Acting as an extended homage to classic science fiction television (there's even a framing device that presents the film as an episode of a Twilight Zone-esque anthology show), The Vast of Night is less about twists and more about character and tone, allowing us to get lost alongside the two main characters as they use their limited resources to get to the bottom of this mystery. Patterson's framing exudes a quiet confidence – shots are long and steady, immersing you into lengthy dialogue sequences without calling attention to how impressive it all is. At its best, the film becomes an auditory experience, with the patient camera working to emphasize the pauses between words, the way a voice communicates over the phone, and how our bodies and faces shift as we share our greatest truths. For so long, The Vast of Night feels like the kind of remarkable indie film you hope to find at film festivals. For so long, I was prepared to call this one of Fantastic Fest 2019's shiniest gems.

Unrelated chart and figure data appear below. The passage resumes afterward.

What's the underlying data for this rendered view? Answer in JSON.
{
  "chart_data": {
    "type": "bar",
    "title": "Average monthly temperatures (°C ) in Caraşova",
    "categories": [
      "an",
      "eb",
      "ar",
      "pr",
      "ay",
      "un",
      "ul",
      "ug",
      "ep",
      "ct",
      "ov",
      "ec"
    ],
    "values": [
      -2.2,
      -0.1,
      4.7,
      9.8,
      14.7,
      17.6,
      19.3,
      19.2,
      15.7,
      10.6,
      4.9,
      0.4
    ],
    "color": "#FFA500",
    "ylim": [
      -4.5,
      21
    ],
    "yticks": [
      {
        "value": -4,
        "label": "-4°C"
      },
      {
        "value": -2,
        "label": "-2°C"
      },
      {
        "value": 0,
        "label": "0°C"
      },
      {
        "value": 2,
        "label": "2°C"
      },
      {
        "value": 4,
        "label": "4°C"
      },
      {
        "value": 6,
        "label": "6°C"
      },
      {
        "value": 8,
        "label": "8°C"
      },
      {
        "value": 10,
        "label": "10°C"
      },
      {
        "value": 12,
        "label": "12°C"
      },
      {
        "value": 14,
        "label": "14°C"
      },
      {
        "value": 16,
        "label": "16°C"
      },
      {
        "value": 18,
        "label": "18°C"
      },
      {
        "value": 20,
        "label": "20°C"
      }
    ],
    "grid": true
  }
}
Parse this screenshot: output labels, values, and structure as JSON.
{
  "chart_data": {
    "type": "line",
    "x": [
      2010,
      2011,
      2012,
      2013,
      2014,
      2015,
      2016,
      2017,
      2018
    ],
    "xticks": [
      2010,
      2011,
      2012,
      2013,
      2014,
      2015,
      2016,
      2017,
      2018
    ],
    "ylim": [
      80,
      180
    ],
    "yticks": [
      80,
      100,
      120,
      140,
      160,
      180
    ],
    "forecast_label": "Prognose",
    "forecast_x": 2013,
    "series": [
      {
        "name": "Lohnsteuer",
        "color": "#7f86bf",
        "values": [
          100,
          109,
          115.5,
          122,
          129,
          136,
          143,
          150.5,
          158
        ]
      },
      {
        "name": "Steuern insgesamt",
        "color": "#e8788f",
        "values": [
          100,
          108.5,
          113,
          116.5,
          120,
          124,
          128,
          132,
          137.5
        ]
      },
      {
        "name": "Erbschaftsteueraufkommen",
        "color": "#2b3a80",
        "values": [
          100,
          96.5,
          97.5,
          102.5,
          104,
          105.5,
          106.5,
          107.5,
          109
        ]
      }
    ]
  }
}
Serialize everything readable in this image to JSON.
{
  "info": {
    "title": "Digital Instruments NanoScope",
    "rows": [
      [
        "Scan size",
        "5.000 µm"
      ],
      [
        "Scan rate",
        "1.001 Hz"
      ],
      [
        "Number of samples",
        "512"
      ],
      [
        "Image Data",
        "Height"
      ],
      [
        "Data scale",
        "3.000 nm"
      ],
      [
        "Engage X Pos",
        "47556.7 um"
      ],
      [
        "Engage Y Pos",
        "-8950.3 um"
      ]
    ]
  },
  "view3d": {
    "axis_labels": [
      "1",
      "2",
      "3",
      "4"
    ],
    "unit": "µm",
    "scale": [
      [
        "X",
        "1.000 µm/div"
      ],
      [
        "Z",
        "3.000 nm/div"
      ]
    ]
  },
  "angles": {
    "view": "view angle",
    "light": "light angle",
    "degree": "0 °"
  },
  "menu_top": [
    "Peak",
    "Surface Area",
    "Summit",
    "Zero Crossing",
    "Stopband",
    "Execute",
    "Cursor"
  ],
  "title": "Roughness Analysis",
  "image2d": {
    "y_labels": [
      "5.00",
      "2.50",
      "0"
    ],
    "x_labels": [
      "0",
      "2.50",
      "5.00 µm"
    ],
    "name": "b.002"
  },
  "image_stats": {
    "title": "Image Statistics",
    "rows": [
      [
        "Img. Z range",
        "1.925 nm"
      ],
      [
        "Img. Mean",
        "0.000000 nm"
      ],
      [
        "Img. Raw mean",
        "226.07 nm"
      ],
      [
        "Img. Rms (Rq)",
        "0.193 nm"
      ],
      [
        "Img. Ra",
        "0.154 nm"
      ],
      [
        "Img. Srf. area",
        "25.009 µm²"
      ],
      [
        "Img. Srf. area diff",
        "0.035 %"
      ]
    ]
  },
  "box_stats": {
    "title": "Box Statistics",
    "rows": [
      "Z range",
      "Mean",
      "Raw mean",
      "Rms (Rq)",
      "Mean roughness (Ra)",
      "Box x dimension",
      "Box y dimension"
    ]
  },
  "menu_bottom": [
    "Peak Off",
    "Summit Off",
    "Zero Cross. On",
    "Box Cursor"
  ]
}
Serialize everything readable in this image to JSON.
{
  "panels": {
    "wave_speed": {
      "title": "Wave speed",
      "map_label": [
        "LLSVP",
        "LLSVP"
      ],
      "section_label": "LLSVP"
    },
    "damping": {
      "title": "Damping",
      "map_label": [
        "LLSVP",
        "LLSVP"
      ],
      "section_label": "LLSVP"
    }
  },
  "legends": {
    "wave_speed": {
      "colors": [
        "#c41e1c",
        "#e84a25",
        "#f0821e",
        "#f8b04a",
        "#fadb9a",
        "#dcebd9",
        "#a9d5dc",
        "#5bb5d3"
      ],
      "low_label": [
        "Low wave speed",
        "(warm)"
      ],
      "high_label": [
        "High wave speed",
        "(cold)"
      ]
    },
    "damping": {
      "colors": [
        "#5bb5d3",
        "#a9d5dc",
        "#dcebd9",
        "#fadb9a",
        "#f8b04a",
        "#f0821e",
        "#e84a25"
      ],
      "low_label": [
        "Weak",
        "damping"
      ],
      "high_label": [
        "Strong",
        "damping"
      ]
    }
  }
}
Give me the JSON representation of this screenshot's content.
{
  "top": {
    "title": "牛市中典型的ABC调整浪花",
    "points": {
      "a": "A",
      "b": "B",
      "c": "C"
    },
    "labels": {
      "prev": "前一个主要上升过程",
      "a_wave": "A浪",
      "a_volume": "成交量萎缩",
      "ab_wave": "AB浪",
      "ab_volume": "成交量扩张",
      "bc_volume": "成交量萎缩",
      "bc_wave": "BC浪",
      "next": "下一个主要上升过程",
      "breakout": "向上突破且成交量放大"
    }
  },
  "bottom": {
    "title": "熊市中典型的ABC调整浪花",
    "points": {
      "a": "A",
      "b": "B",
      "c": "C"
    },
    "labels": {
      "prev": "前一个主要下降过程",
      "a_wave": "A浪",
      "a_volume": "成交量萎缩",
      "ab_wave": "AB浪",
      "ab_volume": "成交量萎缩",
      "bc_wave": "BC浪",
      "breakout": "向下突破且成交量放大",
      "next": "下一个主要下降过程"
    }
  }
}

Unfortunately, the film falls off course in its closing act, ambling toward the most obvious endpoint and concluding exactly how you expected it to an hour earlier. I wasn't even angry when the credits began to roll. I was just disappointed. A movie this well-made, this unique in tone and presentation, deserves a conclusion worthy of its craft. So I'm stuck with the most backhanded of compliments: I can't wait to see what Patterson makes next.
/Film Rating: 7 out of 10
Scream, Queen! My Nightmare on Elm Street
I was worried that Scream, Queen! My Nightmare on Elm Street would be little more than a collection of examples reminding us that A Nightmare on Elm Street 2: Freddy's Revenge is one of the gayest horror movies of all time. And that would've been amusing, because by accident or design (probably the former, as this movie seems to indicate), Freddy's Revenge is really, really gay. This made it a punching bag for decades, the Freddy Krueger movie about the "f**." And then the LGBTQ community grew to embrace it, to own it, and to elevate it as one of the great queer movies of the '80s. And at the center of it all is actor Mark Patton, who vanished following the film's 1985 release.
Then Patton, the rare male horror scream queen, re-emerged decades later. And boy, does he have a story to tell.
Scream, Queen! is not what you're expecting. Using the queer subtext/text of Freddy's Revenge as a launching point, the film uses the life of Patton to explore the life of a gay man in Hollywood in the '80s, offering a deeply personal, sometimes joyous, frequently painful portrait of watching your rising star take a tumble against the backdrop of the AIDS crisis. The film cuts between the modern Patton, who uses his B-list celebrity status to work as a gay rights activist across the horror convention circuit, and young Patton, who struggles to hide his identity in an industry terrified of his sexuality and his truth. The story is tragic and frustrating and will be familiar to many LGBTQ folks in the audience, but as Patton himself makes clear, he sees it as his duty to tell his story to as many young, queer horror fans as possible, to be a part of the historical record to make sure no one has to endure what he survived 30 years ago. And rather than peter out, the film only gets better as it goes along, climaxing with an astonishing meeting between Patton and writer of Freddy's Revenge, upon whom the actor has placed so many of his personal demons.
As you'd expect from a crowd-funded documentary about a niche subject, Scream, Queen! is often rough around the edges and perhaps a bit too long. But as a curiosity object for horror buffs, it's always fascinating. And more importantly, as a confessional from a gay man who has finally found his peace 30 years after watching his sexual identity tank his entire professional life, it's the kind of story that needs to be told frequently and at great volume to as many people as possible.